Parents may choose either service for their children's care. Both practices emphasize wellness and disease prevention. Toward that end, they educate families about everything from breast feeding and immunizations to child-proofing a home and supervising children when walking along a street. They can also screen for vision, hearing, and lead poisoning.
Pediatricians in both practices can make referrals to a large group of specialists. "Every service that a child may need is here at University Hospital, so we're on a first-name basis with all the pediatric specialists," says Dr. Harris. "If we see something unusual, we can usually pick up the phone and have the specialist come to the suite for a consultation."
Parents who come to Suite D for their children's care select a medical resident, along with an attending physician (either Dr. Harris or Dr. Margaret Clark-Golden), as their regular physician. A nurse practitioner, Helen Winthrop, also works with the group.
Because 30 pediatric residents see children in Suite D, and many have international backgrounds, patients who speak Spanish, Russian, Chinese, Creole, and Arabic can easily find a doctor fluent in their native language.
"Not only do our doctors speak their patients' language, they also know their culture," says Dr. Harris. "This helps in everything from providing advice about foods to understanding the sensitivities of families to certain treatments based on their belief systems."

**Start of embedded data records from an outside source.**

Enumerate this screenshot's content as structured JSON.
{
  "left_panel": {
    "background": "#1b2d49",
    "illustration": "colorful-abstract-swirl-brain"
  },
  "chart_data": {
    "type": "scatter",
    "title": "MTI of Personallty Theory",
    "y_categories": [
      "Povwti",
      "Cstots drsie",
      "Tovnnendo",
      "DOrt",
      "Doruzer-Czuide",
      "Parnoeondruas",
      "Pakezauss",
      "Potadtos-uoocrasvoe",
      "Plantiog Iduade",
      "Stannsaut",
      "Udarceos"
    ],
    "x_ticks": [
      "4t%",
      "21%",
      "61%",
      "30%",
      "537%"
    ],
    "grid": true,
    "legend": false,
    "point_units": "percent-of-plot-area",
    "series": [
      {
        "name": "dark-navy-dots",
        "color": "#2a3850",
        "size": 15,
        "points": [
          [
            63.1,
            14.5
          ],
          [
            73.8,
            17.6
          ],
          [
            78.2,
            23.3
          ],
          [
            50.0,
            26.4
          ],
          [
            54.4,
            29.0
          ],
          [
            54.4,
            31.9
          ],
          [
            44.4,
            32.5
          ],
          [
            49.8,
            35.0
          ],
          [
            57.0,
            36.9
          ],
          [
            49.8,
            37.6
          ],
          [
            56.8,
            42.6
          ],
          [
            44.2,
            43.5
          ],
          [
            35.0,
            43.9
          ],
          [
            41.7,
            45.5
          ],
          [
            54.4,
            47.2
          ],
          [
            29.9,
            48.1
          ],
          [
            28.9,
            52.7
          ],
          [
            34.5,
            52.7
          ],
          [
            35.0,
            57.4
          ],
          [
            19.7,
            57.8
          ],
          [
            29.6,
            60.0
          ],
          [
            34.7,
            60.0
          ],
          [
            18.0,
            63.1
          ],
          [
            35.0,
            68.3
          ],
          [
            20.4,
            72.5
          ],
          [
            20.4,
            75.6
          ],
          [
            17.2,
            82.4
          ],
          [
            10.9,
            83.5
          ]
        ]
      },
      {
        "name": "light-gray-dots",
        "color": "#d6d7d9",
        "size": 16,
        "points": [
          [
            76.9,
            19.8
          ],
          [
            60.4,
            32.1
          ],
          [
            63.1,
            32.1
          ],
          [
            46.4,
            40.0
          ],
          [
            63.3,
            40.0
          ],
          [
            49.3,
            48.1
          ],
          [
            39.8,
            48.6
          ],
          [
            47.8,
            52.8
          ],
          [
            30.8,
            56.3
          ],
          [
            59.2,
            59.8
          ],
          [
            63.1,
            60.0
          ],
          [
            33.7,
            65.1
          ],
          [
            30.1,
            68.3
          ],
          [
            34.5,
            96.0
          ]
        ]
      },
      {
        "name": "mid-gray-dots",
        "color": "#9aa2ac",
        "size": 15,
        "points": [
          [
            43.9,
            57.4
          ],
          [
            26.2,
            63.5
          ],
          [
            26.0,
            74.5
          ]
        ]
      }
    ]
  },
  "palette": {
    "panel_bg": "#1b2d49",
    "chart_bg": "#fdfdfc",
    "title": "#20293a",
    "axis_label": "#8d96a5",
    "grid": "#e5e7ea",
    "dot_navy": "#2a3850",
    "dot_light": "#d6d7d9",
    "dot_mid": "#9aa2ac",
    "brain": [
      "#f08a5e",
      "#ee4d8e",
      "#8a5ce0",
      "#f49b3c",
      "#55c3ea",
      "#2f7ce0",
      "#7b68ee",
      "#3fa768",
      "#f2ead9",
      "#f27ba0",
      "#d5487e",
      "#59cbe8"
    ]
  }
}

Children cared for by Downstate Pediatric Associates normally see the same pediatrician at each visit. However, when their regular pediatrician is not available, children are seen by other doctors in the practice.
Both of University Hospital's pediatric practices see patients by appointment and have 24-hour coverage. The Suite D Pediatric Ambulatory Care Center offers walk-in urgent care until 8 p.m., Monday through Friday. The practices accept virtually all insurance plans, including HealthFirst, a new managed care plan for Medicaid patients.
Because all the pediatricians have admitting privileges at University Hospital, the borough's only academic medical center, children who need to be hospitalized can be admitted directly and their care can be closely monitored by their pediatrician.
The proximity of outpatient and inpatient services is especially beneficial to newborns and their parents. Mothers and fathers can return to the hospital with their baby the day after being discharged to meet with a pediatrician.
"It's a wonderful way of bridging the gap in care that can exist when a mother leaves the hospital," says Dr. Harris. "Families return to a familiar setting, and we can continue the care given to the baby while in the hospital."